Un insecte appelé gendarme
Le Pyrrhocoris apterus
Un matin ensoleillé et chaud de ce mois d’août, j’ai aperçu des petites perles sur le tronc des tilleuls de la place où j’étais installée, des perles rouges sur fond vert, la mousse qui recouvrait par endroits les arbres. Curieuse, ou plutôt interloquée, je me suis approchée et j’ai vu que les perles bougeaient, un peu. J’ai fini par comprendre que c’était des punaises, de celles qu’on nomme communément gendarmes. Mes perles en étaient encore au stade larvaire, elles ne comportaient pas tous les dessins noirs qui recouvrent la carapace de l’imago, l’insecte arrivé au stade adulte.
De rouge et de noir
Regardons de plus près cet imago, cet insecte parfait. Ce qui frappe tout d’abord chez lui, ce sont les couleurs chères à Stendhal, le rouge et le noir. Ce sont aussi celles des gendarmes de l’Ancien Régime, d’où son surnom. Regardons le bien en face. Les dessins noirs forment un masque, que certains qualifient d’africain ou de tribal. Notre gendarme se veut terrifiant afin de se protéger de ses prédateurs. Il s’est ainsi muni de deux grands yeux factices, d’un nez et d’une bouche, tout aussi factices et disproportionnés. Les couleurs, le rouge et le noir, indiquent qu’il est potentiellement toxique. Tout cela a d’ailleurs un nom : l’aposématisme (apo : loin ; sema : signal). Le gendarme ne se sent pas obligé de dégager une odeur repoussante, contrairement aux autres punaises. Pour lui, l’habit suffit. Ce qui n’est d’ailleurs pas vraiment le cas : il est souvent la proie des guêpes, des frelons ou des oiseaux. Continuons notre examen. Cet insecte d’1 cm de long a deux paires d’ailes (trop courtes pour pouvoir voler), trois paires de pattes, une tête noire, des yeux rouges, de longues antennes noires. et un rostre de type piqueur-suceur. Il est grégaire et retrouve souvent ses semblables, à l’automne et au sortir de l’hiver, dans ses lieux de prédilection où ils profitent tous ensemble des rayons du soleil. Il aime la chaleur (d’où son autre nom de cherche-midi) et il n’est pas rare de le voir le long d’un muret qui nous semblerait à nous assez inhospitalier. L’hiver, il se cache à l’abri du froid. Au printemps, la femelle pond des œufs blancs qui virent progressivement au jaune orangé avant de donner naissance à des petites larves rouges. Après plusieurs stades larvaires successifs, celles-ci prennent leur forme adulte et commencent à se reproduire. Elles ont quelques mois pour faire leurs réserves avant de chercher un refuge pour l’hiver.
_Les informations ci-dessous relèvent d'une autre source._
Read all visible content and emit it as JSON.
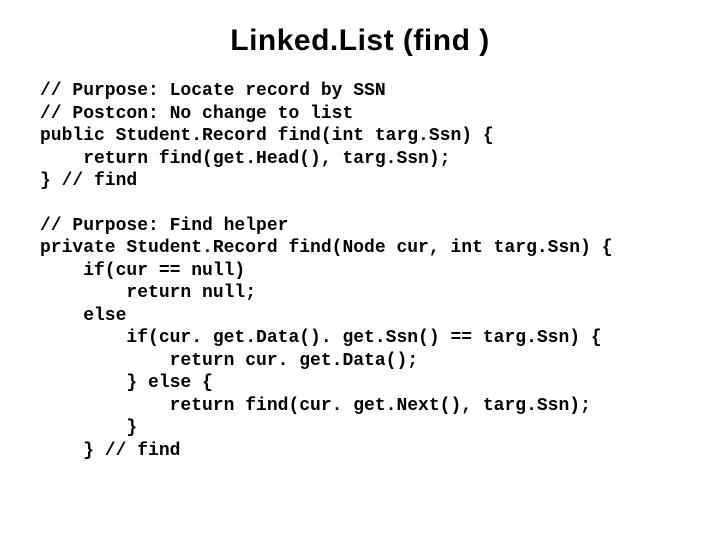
{
  "title": "Linked.List (find )",
  "block1": {
    "l1": "// Purpose: Locate record by SSN",
    "l2": "// Postcon: No change to list",
    "l3": "public Student.Record find(int targ.Ssn) {",
    "l4": "    return find(get.Head(), targ.Ssn);",
    "l5": "} // find"
  },
  "block2": {
    "l1": "// Purpose: Find helper",
    "l2": "private Student.Record find(Node cur, int targ.Ssn) {",
    "l3": "    if(cur == null)",
    "l4": "        return null;",
    "l5": "    else",
    "l6": "        if(cur. get.Data(). get.Ssn() == targ.Ssn) {",
    "l7": "            return cur. get.Data();",
    "l8": "        } else {",
    "l9": "            return find(cur. get.Next(), targ.Ssn);",
    "l10": "        }",
    "l11": "    } // find"
  }
}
Un des auxiliaires du jardinier
Les rassemblements de gendarmes peuvent intimider, voire inquiéter. S’il n’est bien sûr pas recommandé de déranger ces petites bêtes par des gestes inconsidérés, dont elles seraient d’ailleurs les principales victimes, elles ne présentent pas de danger pour les humains. Elles leur sont même bien utiles. Comme les coccinelles, les chrysopes ou les araignées (qui ne sont pas des insectes), elles sont des auxiliaires pour les jardiniers. Elles ne s’attaquent pas à leurs légumes.
En effet, le gendarme, piqueur-suceur, ne peut pas grignoter quoi que ce soit ! Il consomme seulement le suc de ce qu’il a piqué avec son rostre. Il aime particulièrement les graines et les fleurs de mauves, de roses trémières, d’hibiscus et de tilleuls. À défaut, il s’intéresse à d’autres végétaux ou même à des insectes (qu’ils soient morts ou vivants). Il aide donc le jardinier dans sa lutte contre les pucerons et les cochenilles. Le gendarme est même particulièrement efficace car il s’attaque aussi aux larves et aux œufs des insectes. Il fait un vrai travail de nettoyage au jardin en décomposant la matière organique (provenant des végétaux ou des insectes).
Les gendarmes sont indispensables au bon fonctionnement de l’écosystème et sont des auxiliaires très efficaces pour les jardiniers. Inoffensifs, ils peuvent être un bon sujet d’étude pour les enfants qu’il faut initier aux mystères de la Nature, tout en leur apprenant le respect du vivant.